If someone is exposed to their toxin, call poison control immediately. Fortunately, the standard Antidote collection found in most first-aid kits includes appropriate antitoxins.
When outside, Venusaur will often attract Beedrill. Fortunately, trainers will be encountering such Beedrill in a foraging context rather than an intrusion context; remain calm and avoid sudden movements, and the Beedrill will move on after collecting nectar and pollen. Also, regardless of form, Heracross may be attracted by the scent made by the bulb and the nectar it contains.
Courting and Childrearing
All stages are fertile, although Bulbasaur rarely concieve offspring out of captivity. Mates attract each other by releasing pheromones via their buds/flowers. During mating, the male's plant releases pollen spores, which are collected by the female. Genetic surveys have not yet determined whether the pollen provides any genetic contribution to the offspring.
Regardless of whether they are determined by animal or plant gametes, Venusaur flower patterns do follow Mendelian inheritance.

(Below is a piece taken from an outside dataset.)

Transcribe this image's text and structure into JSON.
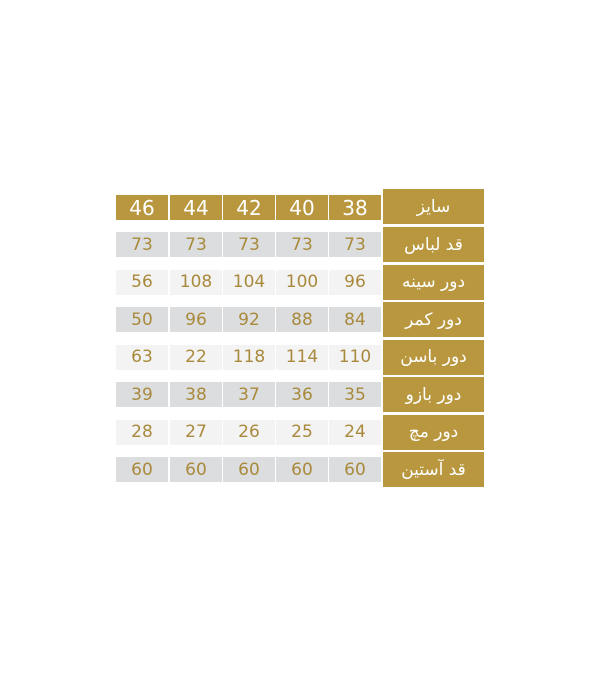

Bulbasaur eggs are concealed in thickets near water and a well-lit location, then casually defended by any 'saurs that happen to remain in the vicinity. Newly hatched Bulbasaur are only cared for long enough to be drilled out of paying more attention than necessary to their fellows, and soon learn to seek sunlight and minerals on their own. Parents rarely recognize familial bonds.
The Bulbasaur line forms a rigid, but in practice casual, hierarchy in the wild. An elder Venusaur in a territory has command over the local Ivysaur and Bulbasaur, and the Bulbasaur defer to the Ivysaur.
At yearly intervals, wild Bulbasaur prepared for evolution will congregate at one location, often under the eye of a elder Venusaur, and evolve synchronously. It is thought that this ritual keeps them safer from predators during the acclimation period to their new form.
Beyond this ritual, they do not frequently interact with each other. Evolved forms will step in to protect members of their species from attack, but don't actively guard them. This is often considered a social pathology of the wild Bulbasaur culture, since captive-raised Bulbasaur will eagerly form bonds with their caretakers and their own children.
In Human Culture
The Bulbasaur line have been a traditional housepet in the Kanto region for millenia, for two simple reasons. They are easy to care for, requiring significantly less food than most Pokémon of their size, so long as adequate water and sunlight are provided. Also, they make effective guards for homes and gardens, being easily able to incapacitate intruders.
Thus, they are a popular starter Pokémon for Kanto trainers, able to dissuade most threats while possessing generally amicable natures.
They have found a practical role in theater as well. Their powders are involved in many traditional stage effects, and their vines are used for hoisting props and sets to achieve other effects.